Admittedly, it makes for a less compelling scene than the one most nativities capture. There’s an appealing and fitting degree of vulnerability to these popular Nativity images: the holy family, huddled around a newborn, exposed to the elements, and illuminated only by the light of a bright star. The idyllic visuals may explain why this detail stuck, and was further cemented in the cultural consciousness by the lyrics of countless Christmas carols that have followed.

Paul says that what is extraordinary about the birth of Jesus is that it shows God shifting from the divine to the human. If that happened in a crowded family home, the message is preserved. If it happened in an isolated stable, “that just shows that the descent was from a respected human to a disrespected, lowly human.”

Of course, we should never become so focused on the peripheral details of this account that we miss the most important point. Jesus Christ, the eternal Son of God, became a descendant of Adam so that He could ultimately go to the Cross and die in our place...The descendants of Adam saved from an eternity of separation from their Creator.

God gave His Son to this world. Let us celebrate this truth and tell the world about His amazing love.

If you and I are to have a Right Christmas, we must make time to worship Him in spirit and in truth. We, too, need to come with haste like the Shepherds, and bow down before Him in love.
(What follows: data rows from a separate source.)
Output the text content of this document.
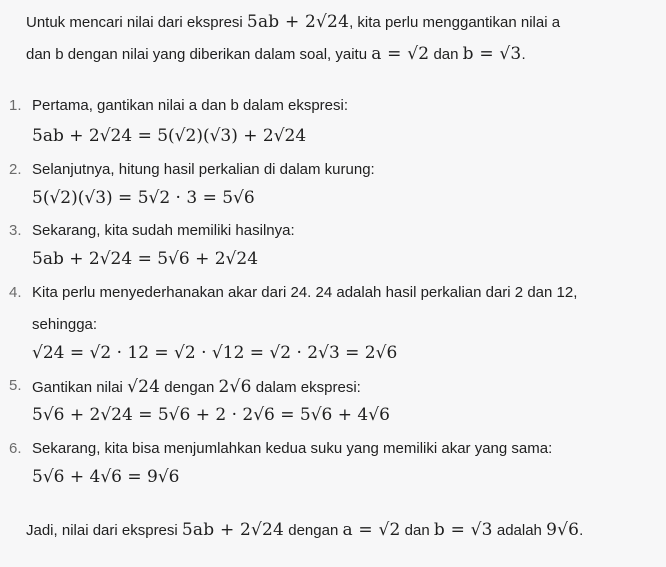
Untuk mencari nilai dari ekspresi 5ab + 2√24, kita perlu menggantikan nilai a
dan b dengan nilai yang diberikan dalam soal, yaitu a = √2 dan b = √3.
1. Pertama, gantikan nilai a dan b dalam ekspresi:
5ab + 2√24 = 5(√2)(√3) + 2√24
2. Selanjutnya, hitung hasil perkalian di dalam kurung:
5(√2)(√3) = 5√2 · 3 = 5√6
3. Sekarang, kita sudah memiliki hasilnya:
5ab + 2√24 = 5√6 + 2√24
4. Kita perlu menyederhanakan akar dari 24. 24 adalah hasil perkalian dari 2 dan 12,
sehingga:
√24 = √2 · 12 = √2 · √12 = √2 · 2√3 = 2√6
5. Gantikan nilai √24 dengan 2√6 dalam ekspresi:
5√6 + 2√24 = 5√6 + 2 · 2√6 = 5√6 + 4√6
6. Sekarang, kita bisa menjumlahkan kedua suku yang memiliki akar yang sama:
5√6 + 4√6 = 9√6
Jadi, nilai dari ekspresi 5ab + 2√24 dengan a = √2 dan b = √3 adalah 9√6.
A Right Christmas includes the matter of telling others about Jesus. The shepherds are our models. "And when they had seen it, they made known abroad the saying which was told them concerning this Child ... the shepherds returned, glorifying and praising God for the things they had heard and seen" (Luke 2:17-20).

When John introduced his Gospel, he pointed out that men were in darkness and Jesus came as the Light.

There is a plan for the spread of the Gospel and that is for us to be witnesses. Success in witnessing is sharing the story of the Lord Jesus Christ and then leaving the results up to Him.

There is no true Christmas without Jesus...He IS the reason for the season.

Let us all acknowledge that the meaning of Christmas is in His birth, His death and resurrection, and His coming again.

In truth, less emphasis should be placed on the questionable interpretation of "inn" and "innkeeper" in our Christmas accounts...Certainly something we should think about in the stories we tell youngsters each year at this time.

It is the "room" we make in our hearts for Jesus that really matters. That is an analogy that we can all accept.

In one of his prayers, St. Augustine is quoted as saying: “Thou hast made us for thyself, O Lord, and our heart is restless until it finds its rest in thee.”

I know for some of us who have the nativity embedded in our minds, it may be easier said than done, but let's leave here this morning not preoccupied with the speculative conditions under which the virgin's child was born, but with hearts filled with the spirit of Jesus Christ who ultimately gave His life for us. Only then will we have "A Right Christmas."